Une hausse des taux à venir ?
La thèse qui semble séduire les opérateurs, c’est que le marché se réjouit de la perspective d’une hausse des taux US bien plus proche que le consensus le prévoyait il y a seulement 10 jours. De début novembre ou mi-décembre, l’horizon serait ramené à mi-juin (majoritairement jugé trop proche) ou fin juillet (jugé plus probable). Dans son discours de vendredi dernier, Janet Yellen s’est tout de même ménagé une porte de sortie. Elle a rappelé qu’un nouveau tour de vis monétaire reste conditionné par l’accélération de la croissance économique, assortie d’un rythme de créations d’emplois soutenu.
Que se passera-t-il si le “NFP” (Non-Farm Payroll, ou rapport sur les emplois non agricoles) publié ce vendredi est médiocre, de l’ordre des +160 000 publiés le 1er avril ? Que se passera-t-il si les opérateurs se mettaient à remettre en cause le concept d’une hausse des actions induite par la joie indicible de voir les taux monter en juillet… pour se laisser gagner par le soupçon qu’il s’agit d’une hausse créée de toutes pièces ? Cela afin de nous vendre l’idée que le marché applaudirait un ou plusieurs resserrements monétaires — lesquels seraient la preuve que tout va bien dans le meilleur des mondes.
Toujours la bonne vieille stratégie de “la queue qui remue le chien” !
La plupart des économistes sont convaincus que la croissance américaine demeure extrêmement fragile (elle vient d’être revue à 0,8% au premier trimestre au lieu de 0,9% anticipé, quelle accélération !) et qu’elle ne résisterait pas au prochain resserrement des conditions de crédit. La Fed se montre également plus inquiète en matière d’inflation ; c’est logique puisque le taux global flirte désormais avec les 2%. En réalité, le taux d’inflation réel, celui qui affecte très concrètement le pouvoir d’achat des ménages américains, dérape depuis l’instauration de programme Obamacare, tandis que le coût des études explose depuis 2008, de même que celui des loyers.
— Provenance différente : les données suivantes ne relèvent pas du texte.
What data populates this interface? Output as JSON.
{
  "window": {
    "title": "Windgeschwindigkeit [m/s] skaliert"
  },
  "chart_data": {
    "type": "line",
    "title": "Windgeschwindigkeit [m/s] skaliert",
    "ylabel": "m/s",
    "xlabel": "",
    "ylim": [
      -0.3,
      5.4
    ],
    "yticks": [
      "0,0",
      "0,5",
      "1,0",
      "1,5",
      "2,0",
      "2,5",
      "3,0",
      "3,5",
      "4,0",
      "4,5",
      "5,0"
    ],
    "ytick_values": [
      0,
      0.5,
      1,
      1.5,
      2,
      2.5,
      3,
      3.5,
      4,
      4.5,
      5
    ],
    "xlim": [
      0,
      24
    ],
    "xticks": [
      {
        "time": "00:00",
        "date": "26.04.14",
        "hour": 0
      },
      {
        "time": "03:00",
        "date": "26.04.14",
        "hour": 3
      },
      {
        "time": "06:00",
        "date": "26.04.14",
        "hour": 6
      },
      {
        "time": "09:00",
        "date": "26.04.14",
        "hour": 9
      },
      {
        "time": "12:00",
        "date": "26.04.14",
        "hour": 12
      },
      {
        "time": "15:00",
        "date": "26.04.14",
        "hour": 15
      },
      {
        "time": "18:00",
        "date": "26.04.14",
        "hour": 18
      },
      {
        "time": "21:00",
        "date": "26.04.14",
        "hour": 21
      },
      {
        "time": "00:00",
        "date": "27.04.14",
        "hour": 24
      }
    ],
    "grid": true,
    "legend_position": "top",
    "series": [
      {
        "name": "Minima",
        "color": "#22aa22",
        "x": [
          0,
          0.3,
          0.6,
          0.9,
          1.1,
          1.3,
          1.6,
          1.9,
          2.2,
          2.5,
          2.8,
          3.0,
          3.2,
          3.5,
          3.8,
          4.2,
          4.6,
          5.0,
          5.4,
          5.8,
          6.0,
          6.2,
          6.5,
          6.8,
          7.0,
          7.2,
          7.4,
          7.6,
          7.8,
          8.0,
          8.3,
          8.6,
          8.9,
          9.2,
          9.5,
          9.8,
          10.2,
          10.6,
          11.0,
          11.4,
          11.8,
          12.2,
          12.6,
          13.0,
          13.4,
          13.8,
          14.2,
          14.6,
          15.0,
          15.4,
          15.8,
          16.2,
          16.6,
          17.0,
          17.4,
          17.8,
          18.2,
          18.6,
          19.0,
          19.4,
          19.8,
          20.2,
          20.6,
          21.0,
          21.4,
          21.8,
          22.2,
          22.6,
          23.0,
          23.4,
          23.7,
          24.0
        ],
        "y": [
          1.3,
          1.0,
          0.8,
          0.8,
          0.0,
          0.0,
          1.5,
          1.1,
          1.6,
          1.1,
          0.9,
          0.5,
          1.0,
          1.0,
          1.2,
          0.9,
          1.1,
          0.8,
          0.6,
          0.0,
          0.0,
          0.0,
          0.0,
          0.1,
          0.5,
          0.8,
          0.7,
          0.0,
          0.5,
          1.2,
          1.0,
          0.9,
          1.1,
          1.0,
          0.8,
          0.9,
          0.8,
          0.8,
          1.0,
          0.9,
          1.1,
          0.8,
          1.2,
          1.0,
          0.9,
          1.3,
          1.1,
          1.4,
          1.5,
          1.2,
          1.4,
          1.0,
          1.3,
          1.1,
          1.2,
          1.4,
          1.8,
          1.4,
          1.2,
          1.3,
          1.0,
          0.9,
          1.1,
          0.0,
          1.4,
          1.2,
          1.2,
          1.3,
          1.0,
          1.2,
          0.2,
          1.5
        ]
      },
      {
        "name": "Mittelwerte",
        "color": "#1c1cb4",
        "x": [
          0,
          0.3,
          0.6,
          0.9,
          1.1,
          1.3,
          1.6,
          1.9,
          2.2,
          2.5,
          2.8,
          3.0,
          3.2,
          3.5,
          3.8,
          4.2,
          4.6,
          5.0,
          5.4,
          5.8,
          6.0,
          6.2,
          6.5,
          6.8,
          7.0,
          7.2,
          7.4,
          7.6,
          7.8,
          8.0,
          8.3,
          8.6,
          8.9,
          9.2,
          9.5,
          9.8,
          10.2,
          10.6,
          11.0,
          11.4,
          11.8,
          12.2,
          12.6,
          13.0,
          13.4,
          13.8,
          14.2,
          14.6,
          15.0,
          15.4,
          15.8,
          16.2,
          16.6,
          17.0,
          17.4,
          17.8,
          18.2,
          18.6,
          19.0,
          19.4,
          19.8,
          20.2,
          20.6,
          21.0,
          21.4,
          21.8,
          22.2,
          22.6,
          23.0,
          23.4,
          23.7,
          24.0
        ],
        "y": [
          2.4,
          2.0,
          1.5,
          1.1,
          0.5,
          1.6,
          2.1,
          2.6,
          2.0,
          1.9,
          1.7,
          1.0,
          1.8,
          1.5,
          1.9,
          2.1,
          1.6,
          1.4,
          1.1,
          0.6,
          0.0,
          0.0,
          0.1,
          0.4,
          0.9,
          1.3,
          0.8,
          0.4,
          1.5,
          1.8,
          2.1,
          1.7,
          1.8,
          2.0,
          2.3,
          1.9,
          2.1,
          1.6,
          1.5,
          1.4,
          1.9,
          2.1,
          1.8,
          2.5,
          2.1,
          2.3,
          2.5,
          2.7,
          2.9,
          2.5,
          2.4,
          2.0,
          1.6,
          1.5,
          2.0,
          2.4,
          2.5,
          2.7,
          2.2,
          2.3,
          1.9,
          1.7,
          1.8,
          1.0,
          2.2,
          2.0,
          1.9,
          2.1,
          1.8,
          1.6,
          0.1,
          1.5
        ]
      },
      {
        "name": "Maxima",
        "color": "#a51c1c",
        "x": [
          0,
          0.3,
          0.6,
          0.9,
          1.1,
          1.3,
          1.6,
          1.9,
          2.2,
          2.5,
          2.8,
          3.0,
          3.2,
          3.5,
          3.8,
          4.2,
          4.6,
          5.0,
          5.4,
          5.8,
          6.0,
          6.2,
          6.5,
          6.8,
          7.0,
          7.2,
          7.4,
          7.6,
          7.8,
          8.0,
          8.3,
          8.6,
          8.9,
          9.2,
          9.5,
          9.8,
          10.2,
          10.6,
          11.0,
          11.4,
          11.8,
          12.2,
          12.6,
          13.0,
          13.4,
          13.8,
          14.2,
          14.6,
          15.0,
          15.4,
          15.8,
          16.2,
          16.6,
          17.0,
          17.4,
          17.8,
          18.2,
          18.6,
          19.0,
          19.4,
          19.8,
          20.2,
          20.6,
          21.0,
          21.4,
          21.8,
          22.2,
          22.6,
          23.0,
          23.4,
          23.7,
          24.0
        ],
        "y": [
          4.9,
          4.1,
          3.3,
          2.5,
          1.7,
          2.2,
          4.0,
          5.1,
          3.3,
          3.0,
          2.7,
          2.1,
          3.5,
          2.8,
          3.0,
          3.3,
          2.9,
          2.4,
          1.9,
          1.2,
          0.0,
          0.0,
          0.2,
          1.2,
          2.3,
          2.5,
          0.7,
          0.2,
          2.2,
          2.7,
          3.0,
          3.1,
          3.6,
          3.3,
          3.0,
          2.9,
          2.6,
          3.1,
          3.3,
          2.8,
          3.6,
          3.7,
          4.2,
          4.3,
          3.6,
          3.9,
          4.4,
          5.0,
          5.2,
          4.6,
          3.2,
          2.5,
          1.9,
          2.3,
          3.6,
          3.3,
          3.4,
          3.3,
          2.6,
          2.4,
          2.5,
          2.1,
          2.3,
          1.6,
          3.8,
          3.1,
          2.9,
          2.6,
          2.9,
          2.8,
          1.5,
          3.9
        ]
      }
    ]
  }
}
Les taux auraient dû être remontés depuis longtemps vers 2% ou plus pour prévenir le risque de bulle obligataire. Tout le monde sait bien que ce serait suicidaire, dans la mesure où le coût de la dette est “limite insupportable” pour le budget des différents Etats, aussi bien aux Etats-Unis qu’en Europe. C’est d’ailleurs la preuve que la croissance nominale est bien plus faible que celle mesurée par les statistiques officielles. Sinon, la moyenne des taux longs (entre les 0,15% des Bunds et les 1,85% des T-Bonds) serait bien supérieure à 1%… et surtout 0,5%, en agrégeant les 7 000 milliards de dollars de dettes assorties de taux négatifs en Europe et au Japon.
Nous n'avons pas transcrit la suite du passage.